Success! This function will pull down 100 posts for a given subreddit and parameters list. Now I need to loop this function append each loop to a single df until I get 10_000 posts. I also want to filter out any posts that will not be useful to my model. In this case, I want "is_self" i.e. text posts as opposed to oustide links or photos. So each run-through I'd like to drop any posts in my df where ['is_self'] = False. I'd also like to filter out any [removed] posts which are posts that were deleted after posting.

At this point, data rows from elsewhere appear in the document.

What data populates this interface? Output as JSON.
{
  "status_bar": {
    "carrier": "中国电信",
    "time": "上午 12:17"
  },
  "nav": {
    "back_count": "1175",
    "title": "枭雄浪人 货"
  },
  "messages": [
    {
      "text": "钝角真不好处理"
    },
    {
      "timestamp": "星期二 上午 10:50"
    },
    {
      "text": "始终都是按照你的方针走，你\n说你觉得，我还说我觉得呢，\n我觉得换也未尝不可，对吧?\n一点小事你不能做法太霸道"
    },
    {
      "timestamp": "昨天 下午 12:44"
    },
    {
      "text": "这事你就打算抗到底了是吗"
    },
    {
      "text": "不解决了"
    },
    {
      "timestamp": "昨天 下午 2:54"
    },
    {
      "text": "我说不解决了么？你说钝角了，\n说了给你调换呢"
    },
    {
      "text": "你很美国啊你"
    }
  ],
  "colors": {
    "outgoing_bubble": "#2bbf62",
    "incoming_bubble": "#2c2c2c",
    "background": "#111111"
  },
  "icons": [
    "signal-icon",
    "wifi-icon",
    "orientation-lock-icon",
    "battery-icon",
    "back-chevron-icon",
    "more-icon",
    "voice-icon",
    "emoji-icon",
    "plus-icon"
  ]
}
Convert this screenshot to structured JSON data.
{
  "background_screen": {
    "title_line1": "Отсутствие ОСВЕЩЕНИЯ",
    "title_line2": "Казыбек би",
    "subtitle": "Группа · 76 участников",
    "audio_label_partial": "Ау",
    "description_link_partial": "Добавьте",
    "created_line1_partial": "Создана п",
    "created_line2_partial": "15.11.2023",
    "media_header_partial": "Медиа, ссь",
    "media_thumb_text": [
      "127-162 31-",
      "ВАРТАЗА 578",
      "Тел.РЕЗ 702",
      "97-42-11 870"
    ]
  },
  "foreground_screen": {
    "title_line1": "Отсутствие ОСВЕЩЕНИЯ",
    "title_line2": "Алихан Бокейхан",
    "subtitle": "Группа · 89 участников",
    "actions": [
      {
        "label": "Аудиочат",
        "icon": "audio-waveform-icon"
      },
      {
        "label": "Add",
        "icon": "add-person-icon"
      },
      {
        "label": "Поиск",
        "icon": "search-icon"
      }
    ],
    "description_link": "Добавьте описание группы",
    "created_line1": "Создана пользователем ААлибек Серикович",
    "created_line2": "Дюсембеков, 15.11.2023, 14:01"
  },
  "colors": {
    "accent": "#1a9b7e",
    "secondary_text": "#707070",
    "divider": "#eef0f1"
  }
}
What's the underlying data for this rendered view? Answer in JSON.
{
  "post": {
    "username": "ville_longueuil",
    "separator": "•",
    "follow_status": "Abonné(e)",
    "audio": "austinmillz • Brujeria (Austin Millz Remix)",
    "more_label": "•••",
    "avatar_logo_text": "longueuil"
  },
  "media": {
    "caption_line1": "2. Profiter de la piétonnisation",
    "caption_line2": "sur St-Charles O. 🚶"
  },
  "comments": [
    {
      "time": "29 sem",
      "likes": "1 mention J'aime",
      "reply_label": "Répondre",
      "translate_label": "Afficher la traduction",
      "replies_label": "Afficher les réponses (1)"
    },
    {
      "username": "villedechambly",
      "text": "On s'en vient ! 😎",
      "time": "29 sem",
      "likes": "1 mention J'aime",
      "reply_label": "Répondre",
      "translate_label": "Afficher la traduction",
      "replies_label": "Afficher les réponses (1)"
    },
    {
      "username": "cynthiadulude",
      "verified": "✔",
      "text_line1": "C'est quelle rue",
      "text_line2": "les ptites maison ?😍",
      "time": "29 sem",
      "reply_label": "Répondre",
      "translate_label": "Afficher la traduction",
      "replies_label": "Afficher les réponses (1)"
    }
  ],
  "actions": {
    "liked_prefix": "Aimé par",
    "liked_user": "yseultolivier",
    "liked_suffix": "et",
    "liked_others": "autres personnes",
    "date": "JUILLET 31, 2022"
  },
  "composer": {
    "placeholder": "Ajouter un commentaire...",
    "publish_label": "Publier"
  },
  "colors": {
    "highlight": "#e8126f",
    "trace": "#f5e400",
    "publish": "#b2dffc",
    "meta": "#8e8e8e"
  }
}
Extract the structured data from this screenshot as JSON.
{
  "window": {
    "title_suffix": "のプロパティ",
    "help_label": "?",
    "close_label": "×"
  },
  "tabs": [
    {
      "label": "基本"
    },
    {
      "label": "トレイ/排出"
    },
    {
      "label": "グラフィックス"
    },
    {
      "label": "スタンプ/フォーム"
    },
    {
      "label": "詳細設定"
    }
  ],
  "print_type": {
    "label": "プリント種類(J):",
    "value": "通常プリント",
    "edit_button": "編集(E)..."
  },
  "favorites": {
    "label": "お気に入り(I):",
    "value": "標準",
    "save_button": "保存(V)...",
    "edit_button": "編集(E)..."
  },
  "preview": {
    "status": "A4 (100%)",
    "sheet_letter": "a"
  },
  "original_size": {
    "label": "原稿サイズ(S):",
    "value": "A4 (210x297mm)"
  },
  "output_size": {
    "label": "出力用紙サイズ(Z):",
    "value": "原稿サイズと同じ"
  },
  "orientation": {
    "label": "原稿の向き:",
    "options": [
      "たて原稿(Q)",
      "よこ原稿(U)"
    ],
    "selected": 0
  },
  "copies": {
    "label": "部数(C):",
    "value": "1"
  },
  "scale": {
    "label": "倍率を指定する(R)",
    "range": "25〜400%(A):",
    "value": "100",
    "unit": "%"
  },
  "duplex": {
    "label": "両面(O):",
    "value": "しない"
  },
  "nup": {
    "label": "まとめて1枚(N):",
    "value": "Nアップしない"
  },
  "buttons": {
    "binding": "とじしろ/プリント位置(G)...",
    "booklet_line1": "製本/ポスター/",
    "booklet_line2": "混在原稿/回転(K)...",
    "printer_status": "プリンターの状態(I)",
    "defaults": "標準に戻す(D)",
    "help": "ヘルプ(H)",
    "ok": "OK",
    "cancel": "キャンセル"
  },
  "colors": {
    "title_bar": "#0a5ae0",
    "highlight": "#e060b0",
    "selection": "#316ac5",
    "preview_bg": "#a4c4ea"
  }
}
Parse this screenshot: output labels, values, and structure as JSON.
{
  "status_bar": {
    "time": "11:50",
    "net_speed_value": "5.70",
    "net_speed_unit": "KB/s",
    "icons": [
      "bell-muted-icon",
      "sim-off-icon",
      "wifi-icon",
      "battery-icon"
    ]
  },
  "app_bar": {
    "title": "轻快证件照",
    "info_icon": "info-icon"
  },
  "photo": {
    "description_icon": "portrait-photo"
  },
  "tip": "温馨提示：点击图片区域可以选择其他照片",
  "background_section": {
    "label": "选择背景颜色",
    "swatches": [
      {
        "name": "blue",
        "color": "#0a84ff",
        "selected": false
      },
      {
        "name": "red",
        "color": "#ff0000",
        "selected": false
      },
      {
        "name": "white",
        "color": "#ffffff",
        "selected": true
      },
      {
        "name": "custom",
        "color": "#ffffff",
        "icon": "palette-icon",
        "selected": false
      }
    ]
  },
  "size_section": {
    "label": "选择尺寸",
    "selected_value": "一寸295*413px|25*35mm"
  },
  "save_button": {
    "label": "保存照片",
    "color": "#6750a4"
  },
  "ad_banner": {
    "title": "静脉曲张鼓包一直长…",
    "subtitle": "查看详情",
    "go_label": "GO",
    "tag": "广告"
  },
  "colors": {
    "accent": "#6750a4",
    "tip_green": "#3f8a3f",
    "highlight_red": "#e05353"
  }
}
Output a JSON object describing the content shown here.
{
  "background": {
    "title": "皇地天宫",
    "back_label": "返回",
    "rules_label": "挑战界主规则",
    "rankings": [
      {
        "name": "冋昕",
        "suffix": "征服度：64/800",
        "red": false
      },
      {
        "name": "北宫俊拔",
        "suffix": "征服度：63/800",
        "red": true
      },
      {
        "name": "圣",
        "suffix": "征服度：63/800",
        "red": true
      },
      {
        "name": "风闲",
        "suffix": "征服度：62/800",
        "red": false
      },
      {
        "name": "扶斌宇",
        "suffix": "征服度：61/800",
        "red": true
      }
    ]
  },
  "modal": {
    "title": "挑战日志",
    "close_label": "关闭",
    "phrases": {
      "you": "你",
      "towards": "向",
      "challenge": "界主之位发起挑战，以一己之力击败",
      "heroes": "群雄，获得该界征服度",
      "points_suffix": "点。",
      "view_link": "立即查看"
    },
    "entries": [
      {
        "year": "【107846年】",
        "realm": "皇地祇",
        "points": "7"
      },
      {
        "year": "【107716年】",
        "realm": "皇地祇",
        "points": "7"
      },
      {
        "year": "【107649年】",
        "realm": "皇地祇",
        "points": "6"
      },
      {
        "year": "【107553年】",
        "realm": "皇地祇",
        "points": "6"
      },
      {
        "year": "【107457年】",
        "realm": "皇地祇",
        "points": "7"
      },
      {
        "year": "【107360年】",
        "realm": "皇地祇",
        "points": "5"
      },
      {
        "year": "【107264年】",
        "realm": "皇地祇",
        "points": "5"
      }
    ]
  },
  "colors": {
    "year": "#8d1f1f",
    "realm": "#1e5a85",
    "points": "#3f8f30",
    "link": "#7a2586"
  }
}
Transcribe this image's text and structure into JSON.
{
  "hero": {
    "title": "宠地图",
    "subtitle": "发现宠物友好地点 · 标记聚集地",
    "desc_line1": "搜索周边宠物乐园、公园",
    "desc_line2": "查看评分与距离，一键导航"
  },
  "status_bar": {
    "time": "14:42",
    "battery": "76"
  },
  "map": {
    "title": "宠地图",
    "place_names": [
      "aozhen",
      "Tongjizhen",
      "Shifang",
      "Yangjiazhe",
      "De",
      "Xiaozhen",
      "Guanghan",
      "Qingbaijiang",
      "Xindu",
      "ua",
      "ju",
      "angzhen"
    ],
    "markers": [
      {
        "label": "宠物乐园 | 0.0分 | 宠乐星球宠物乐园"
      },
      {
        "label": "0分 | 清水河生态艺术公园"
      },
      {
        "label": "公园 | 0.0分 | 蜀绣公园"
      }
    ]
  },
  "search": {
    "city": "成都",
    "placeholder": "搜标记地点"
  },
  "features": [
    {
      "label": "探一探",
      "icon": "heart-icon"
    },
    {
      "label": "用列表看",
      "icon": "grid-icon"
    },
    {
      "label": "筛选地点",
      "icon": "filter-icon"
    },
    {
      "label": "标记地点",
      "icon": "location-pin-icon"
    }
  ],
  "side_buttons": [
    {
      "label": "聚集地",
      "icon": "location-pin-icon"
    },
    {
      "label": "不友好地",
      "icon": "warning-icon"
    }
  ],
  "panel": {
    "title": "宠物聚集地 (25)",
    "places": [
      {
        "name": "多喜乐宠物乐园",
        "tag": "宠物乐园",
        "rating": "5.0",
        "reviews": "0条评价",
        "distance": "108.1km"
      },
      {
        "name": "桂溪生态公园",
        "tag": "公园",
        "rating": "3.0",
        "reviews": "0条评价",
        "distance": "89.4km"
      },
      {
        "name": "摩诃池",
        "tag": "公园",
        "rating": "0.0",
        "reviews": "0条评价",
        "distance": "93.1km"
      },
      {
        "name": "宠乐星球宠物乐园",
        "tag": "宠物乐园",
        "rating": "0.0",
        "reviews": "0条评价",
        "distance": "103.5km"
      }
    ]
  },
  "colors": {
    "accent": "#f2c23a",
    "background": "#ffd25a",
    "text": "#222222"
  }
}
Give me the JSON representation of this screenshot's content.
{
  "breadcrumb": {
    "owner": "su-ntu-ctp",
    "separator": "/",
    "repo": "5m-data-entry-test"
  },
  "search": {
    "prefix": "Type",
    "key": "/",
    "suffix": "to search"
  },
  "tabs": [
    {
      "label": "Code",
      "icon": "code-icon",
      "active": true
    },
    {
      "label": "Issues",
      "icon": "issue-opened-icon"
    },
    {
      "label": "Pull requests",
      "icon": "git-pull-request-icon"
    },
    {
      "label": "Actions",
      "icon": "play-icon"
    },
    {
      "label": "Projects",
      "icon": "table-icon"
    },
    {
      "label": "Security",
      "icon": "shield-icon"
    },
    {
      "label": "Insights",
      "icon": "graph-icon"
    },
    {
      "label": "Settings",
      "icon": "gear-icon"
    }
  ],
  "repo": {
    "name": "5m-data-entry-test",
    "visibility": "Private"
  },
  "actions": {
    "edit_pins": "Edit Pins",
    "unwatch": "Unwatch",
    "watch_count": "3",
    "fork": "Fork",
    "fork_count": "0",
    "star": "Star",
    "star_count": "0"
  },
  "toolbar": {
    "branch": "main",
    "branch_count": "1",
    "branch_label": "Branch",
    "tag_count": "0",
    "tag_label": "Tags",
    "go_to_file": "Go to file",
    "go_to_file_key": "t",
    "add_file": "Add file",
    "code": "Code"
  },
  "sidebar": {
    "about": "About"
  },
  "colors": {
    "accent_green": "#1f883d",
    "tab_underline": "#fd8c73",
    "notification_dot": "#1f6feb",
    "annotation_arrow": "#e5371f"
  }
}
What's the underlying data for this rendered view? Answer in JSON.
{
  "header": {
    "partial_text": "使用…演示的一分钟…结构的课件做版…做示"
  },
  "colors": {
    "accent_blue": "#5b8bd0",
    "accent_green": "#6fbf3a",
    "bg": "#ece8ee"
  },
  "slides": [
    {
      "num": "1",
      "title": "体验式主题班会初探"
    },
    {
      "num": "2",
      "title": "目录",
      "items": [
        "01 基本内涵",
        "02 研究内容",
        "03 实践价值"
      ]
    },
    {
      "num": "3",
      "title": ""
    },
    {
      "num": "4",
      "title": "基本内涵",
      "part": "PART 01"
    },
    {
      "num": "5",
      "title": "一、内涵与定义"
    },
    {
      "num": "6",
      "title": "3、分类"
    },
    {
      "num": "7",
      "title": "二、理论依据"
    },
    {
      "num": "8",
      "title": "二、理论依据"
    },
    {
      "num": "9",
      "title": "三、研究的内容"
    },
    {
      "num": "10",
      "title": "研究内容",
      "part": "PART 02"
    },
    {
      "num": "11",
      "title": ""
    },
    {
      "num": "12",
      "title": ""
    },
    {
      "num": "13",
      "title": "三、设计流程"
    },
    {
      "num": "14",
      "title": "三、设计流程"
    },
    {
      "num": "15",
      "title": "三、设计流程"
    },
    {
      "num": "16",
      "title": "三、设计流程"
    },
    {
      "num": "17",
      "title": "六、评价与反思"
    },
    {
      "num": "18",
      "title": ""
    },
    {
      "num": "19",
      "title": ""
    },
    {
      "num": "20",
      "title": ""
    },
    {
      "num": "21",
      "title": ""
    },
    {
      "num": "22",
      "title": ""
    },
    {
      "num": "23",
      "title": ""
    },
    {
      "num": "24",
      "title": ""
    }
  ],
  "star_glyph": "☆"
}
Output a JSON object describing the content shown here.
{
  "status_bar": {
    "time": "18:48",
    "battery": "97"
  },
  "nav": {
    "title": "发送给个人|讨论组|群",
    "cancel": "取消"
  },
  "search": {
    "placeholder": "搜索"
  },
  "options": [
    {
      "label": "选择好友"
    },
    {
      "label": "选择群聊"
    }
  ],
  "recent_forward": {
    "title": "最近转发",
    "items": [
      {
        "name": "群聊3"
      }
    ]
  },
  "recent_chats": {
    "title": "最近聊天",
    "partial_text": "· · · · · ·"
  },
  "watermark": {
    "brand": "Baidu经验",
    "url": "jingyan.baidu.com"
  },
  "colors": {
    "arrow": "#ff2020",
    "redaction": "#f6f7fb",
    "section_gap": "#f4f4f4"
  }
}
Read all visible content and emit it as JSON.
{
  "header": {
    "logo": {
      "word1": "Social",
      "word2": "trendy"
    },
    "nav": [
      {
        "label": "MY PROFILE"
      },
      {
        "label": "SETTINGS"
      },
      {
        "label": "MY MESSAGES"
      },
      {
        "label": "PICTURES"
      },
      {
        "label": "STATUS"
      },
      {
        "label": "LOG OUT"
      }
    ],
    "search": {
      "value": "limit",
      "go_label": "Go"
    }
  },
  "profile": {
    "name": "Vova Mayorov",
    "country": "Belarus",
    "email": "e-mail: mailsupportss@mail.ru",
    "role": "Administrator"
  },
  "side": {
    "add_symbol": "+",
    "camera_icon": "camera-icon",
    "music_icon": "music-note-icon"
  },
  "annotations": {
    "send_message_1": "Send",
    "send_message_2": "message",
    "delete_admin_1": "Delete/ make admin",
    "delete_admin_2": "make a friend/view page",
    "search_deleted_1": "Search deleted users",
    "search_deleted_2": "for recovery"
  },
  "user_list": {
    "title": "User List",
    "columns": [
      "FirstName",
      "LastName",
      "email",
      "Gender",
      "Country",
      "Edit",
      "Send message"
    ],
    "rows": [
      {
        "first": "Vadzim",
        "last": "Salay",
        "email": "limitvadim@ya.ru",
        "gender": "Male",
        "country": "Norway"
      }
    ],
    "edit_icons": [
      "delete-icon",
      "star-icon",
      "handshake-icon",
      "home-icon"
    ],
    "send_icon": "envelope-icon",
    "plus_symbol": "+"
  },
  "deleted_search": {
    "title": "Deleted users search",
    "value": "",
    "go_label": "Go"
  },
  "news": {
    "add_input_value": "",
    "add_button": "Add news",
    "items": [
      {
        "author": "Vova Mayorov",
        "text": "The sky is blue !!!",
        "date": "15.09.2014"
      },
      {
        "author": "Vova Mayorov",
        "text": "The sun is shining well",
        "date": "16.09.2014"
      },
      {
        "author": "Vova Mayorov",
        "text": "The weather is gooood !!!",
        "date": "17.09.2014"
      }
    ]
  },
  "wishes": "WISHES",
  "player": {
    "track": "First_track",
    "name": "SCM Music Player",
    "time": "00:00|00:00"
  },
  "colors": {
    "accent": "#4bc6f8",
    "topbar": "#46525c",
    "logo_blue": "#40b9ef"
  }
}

Finally, I need to build in a timestamp to get posts older than the last batch that I pulled before.

### Function 2
#### all_the_posts()

In [10]:
#https://www.geeksforgeeks.org/how-to-create-an-empty-dataframe-and-append-rows-columns-to-it-in-pandas/

In [11]:
def all_the_posts(sub_list): #will pull at least 10k posts from subreddits in list
    for sub in sub_list:
        params = {'subreddit' : sub,       #subreddit in params will be whatever subreddit is entered into function
                    'size' : 100}          #will pull 100 posts at a time for given subreddit
        df_m = pd.DataFrame()              #create an empty master data frame
        count = 0                          #create a counter to count how many loops I make
        while len(df_m) < 10_000:          #loop will run until minimum post goal is met
            df_new = get_posts(sub, params)                    #call in the get_posts function, save to df
            df_new = df_new[df_new['is_self']==True]           #only keep text posts
            df_new = df_new[df_new['selftext']!='[removed]']   #delete any "removed" posts
            df_m = pd.concat([df_m, df_new])                   #add new df to master df
            #print(len(df_m))                                   #print size of master df
            count+=1                                           #advance counter by 1
            print(f'Loop {count} for {sub} complete; {len(df_m)} posts collected') #print status message
            params = {'subreddit' : sub,
                     'size':100,
                     'before': df_m['created_utc'].min()}      #change params to pull posts older than oldest...
            time.sleep(random.randint(4,11))                   #...post in master df + sleep between d/l's
        #loop done, I only need to save relevant columns (selected below)
        df_m = df_m[['subreddit', 'id', 'author', 'num_comments', 'selftext', 'title', 'upvote_ratio', 'url']]
        df_m.to_csv(f'./sub_data/{sub}_10k.csv', index=False)  #after acquiring 10k posts, save to csv
    return 'Data collection complete'        #return completion message when both csv's are saved

In [12]:
#all_the_posts(['Xbox', 'Playstation'])

#### Epilogue  
That did it! I was able to collect 10,005 rows of Xbox data in 171 loops and 10,0021 rows of Playstation data in 237 loops - automatically filtering out non-text and [removed] posts in the process and only keeping the relevant text and identifying features. I now have my two csv files, Xbox_10k and Playstation_10k which I can combine and analyze to create a model.